Palo Alto Networks shares rose as much as 6% in extended trading on Thursday after the security hardware and software company announced fiscal second-quarter earnings that were healthier than analysts had expected.
Here’s how the company did:
- Earnings: $1.38 per share, adjusted, vs. $1.28 per share as expected by analysts, according to Refinitiv.
- Revenue: $1.07 billion, vs. $1.06 billion as expected by analysts, according to Refinitiv.
Revenue grew 24% year over year in the quarter, which ended on April 30, compared with 25% growth in the previous quarter, according to a statement.

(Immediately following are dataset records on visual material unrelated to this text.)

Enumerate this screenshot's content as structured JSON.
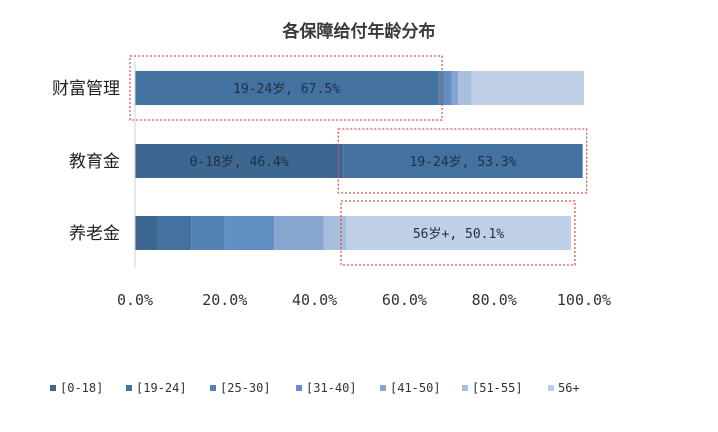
{
  "chart_data": {
    "type": "bar",
    "orientation": "horizontal",
    "stacked": true,
    "title": "各保障给付年龄分布",
    "categories": [
      "财富管理",
      "教育金",
      "养老金"
    ],
    "series": [
      {
        "name": "[0-18]",
        "color": "#3d6691",
        "values": [
          0.0,
          46.4,
          5.0
        ]
      },
      {
        "name": "[19-24]",
        "color": "#4472a0",
        "values": [
          67.5,
          53.3,
          7.5
        ]
      },
      {
        "name": "[25-30]",
        "color": "#5182b2",
        "values": [
          1.5,
          0.0,
          7.5
        ]
      },
      {
        "name": "[31-40]",
        "color": "#5f8fc3",
        "values": [
          1.5,
          0.0,
          11.0
        ]
      },
      {
        "name": "[41-50]",
        "color": "#86a6cf",
        "values": [
          1.5,
          0.0,
          11.0
        ]
      },
      {
        "name": "[51-55]",
        "color": "#a8bedd",
        "values": [
          3.0,
          0.0,
          5.0
        ]
      },
      {
        "name": "56+",
        "color": "#bfcfe6",
        "values": [
          25.0,
          0.0,
          50.1
        ]
      }
    ],
    "data_labels": [
      {
        "category": "财富管理",
        "series": "[19-24]",
        "text": "19-24岁, 67.5%"
      },
      {
        "category": "教育金",
        "series": "[0-18]",
        "text": "0-18岁, 46.4%"
      },
      {
        "category": "教育金",
        "series": "[19-24]",
        "text": "19-24岁, 53.3%"
      },
      {
        "category": "养老金",
        "series": "56+",
        "text": "56岁+, 50.1%"
      }
    ],
    "highlight_boxes": [
      {
        "category": "财富管理",
        "series": "[19-24]"
      },
      {
        "category": "教育金",
        "series": "[19-24]"
      },
      {
        "category": "养老金",
        "series": "56+"
      }
    ],
    "highlight_color": "#d9534f",
    "xlim": [
      0,
      100
    ],
    "xticks": [
      "0.0%",
      "20.0%",
      "40.0%",
      "60.0%",
      "80.0%",
      "100.0%"
    ],
    "xlabel": "",
    "ylabel": "",
    "grid": false,
    "legend_position": "bottom"
  }
}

CEO Nikesh Arora said in the statement that there’s greater attention on cybersecurity because remote working became popular during the pandemic, as well as a spate of recent cybersecurity issues — presumably including attacks on Microsoft‘s Exchange Server software, vulnerabilities in SolarWinds software and the recent ransomware attack against Colonial Pipeline that shut down a key fuel pipeline.
During the quarter the company acquired Bridgecrew, a cloud security company, for $156 million.
With respect to guidance, the company said it expects adjusted earnings of $1.42 to $1.44 per share in its fiscal fourth quarter, with $1.165 billion to $1.175 billion in revenue. Analysts polled by Refinitiv had expected $1.42 in adjusted earnings per share and $1.16 billion in revenue.
Notwithstanding the after-hours move, shares of Palo Alto Networks were down about 4% since the start of the year, compared with a gain of roughly 11% for. theS&P 500 index over the same period.
Executives will discuss the results with analysts on a conference call starting at 5 p.m. Eastern time.